Avec les deux Sébastien, Loeb et Ogier, Alain Prost s'érige en plus grand pilote français de l'histoire de l'automobile. Et évidemment, il reste celui qui a le plus marqué la Formule 1. Un univers d'où il a tiré son surnom de « professeur » et qui lui offert quatre titres de champion du monde (1985, 1986, 1989, 1993). Ce qui en fait le quatrième pilote le plus titré de la compétition à égalité avec Sébastian Vettel derrière les sept titres de Michael Schumacher, Lewis Hamilton (six) et le mythique Juan Manuel Fangio (cinq). Avec son palmarès XXL, il fait assurément partie du Top 5 des meilleurs de l'histoire. Jugez plutôt : 51 victoires, 33 pole positions, 41 meilleurs tours, 106 podiums et 2 683 tours en tête. Cela en impose, reconnaissez-le...
Alain Prost, dont les jeunes pousses d'aujourd'hui ont peut-être aperçu les cheveux frisés dans une publicité où dans son rôle de consultant, peut aussi se targuer d'être parti au top. A l'issue d'une saison parfaitement maitrisée à défaut d'avoir fait palpiter les observateurs, le Français s'était retiré sur un quatrième et, donc, dernier sacre en 1993. Il était parti au sommet le 7 novembre à Adélaïde. Un Grand Prix d'Australie teinté d'émotion.
Une dernière course sans suspense
A l'occasion de son 199eme et ultime Grand Prix, son grand rival Ayrton Senna l'avait fait monter sur la première place du podium. A ses côtés. Avant de l'enlacer. Quelle sacrée image pour clore la saison entre deux concurrents qui s'étaient tiré la bourre durant plusieurs années ! A la lutte pour le titre à la fin des années 1980 et au début des années 90, le Français et le Brésilien n'avaient pas eu besoin de s'écharper durant cet exercice 1993.

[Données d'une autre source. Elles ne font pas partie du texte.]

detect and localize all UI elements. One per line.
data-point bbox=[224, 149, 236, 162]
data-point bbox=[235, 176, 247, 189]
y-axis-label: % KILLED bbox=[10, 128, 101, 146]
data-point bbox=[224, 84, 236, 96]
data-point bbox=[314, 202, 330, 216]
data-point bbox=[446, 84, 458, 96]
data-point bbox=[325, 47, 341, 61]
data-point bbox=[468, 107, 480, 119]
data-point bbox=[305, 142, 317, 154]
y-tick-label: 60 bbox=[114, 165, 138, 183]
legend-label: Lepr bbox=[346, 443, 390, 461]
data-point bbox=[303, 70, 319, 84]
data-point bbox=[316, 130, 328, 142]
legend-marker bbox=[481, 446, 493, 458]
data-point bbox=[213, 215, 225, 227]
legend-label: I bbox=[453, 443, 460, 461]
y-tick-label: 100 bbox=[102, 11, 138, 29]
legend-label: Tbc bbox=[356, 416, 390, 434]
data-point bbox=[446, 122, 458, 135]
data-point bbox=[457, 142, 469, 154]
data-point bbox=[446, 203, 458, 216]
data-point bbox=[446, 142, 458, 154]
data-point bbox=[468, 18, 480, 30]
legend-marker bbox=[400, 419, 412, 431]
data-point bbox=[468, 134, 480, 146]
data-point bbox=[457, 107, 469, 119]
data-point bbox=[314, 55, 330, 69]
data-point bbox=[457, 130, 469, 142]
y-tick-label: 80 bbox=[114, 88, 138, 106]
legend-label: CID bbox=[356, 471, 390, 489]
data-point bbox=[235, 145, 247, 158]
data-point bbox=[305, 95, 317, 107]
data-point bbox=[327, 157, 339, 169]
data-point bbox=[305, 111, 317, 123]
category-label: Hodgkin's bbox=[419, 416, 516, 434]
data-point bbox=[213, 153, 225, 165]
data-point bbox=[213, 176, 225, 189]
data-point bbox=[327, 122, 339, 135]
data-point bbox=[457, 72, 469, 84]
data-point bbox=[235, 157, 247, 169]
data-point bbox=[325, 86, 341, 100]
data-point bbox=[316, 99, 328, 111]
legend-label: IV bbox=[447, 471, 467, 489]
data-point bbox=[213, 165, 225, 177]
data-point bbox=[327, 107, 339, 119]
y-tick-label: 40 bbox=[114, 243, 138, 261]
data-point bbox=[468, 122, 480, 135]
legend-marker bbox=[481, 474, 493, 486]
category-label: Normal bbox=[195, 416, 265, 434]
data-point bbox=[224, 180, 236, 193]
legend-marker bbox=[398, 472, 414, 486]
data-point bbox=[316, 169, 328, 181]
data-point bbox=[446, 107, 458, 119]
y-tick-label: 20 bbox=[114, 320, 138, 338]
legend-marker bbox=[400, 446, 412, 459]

Cette dernière course s'était élancée ôtée de tout suspense. Prost avait en effet déjà décroché son quatrième couronnement à deux Grands Prix de la fin, après sa victoire au Portugal... Sa septième à bord d'une Williams qui dominait très nettement le plateau. Lauréat de cinq courses, Senna avait bien terminé à la deuxième place du Championnat du monde, devançant de quatre petits points le coéquipier de Prost, Damon Hill, vainqueur de trois Grands Prix consécutifs en fin d'exercice. Mais le Brésilien n'avait pu exploiter les dernières avancées technologiques de sa McLaren.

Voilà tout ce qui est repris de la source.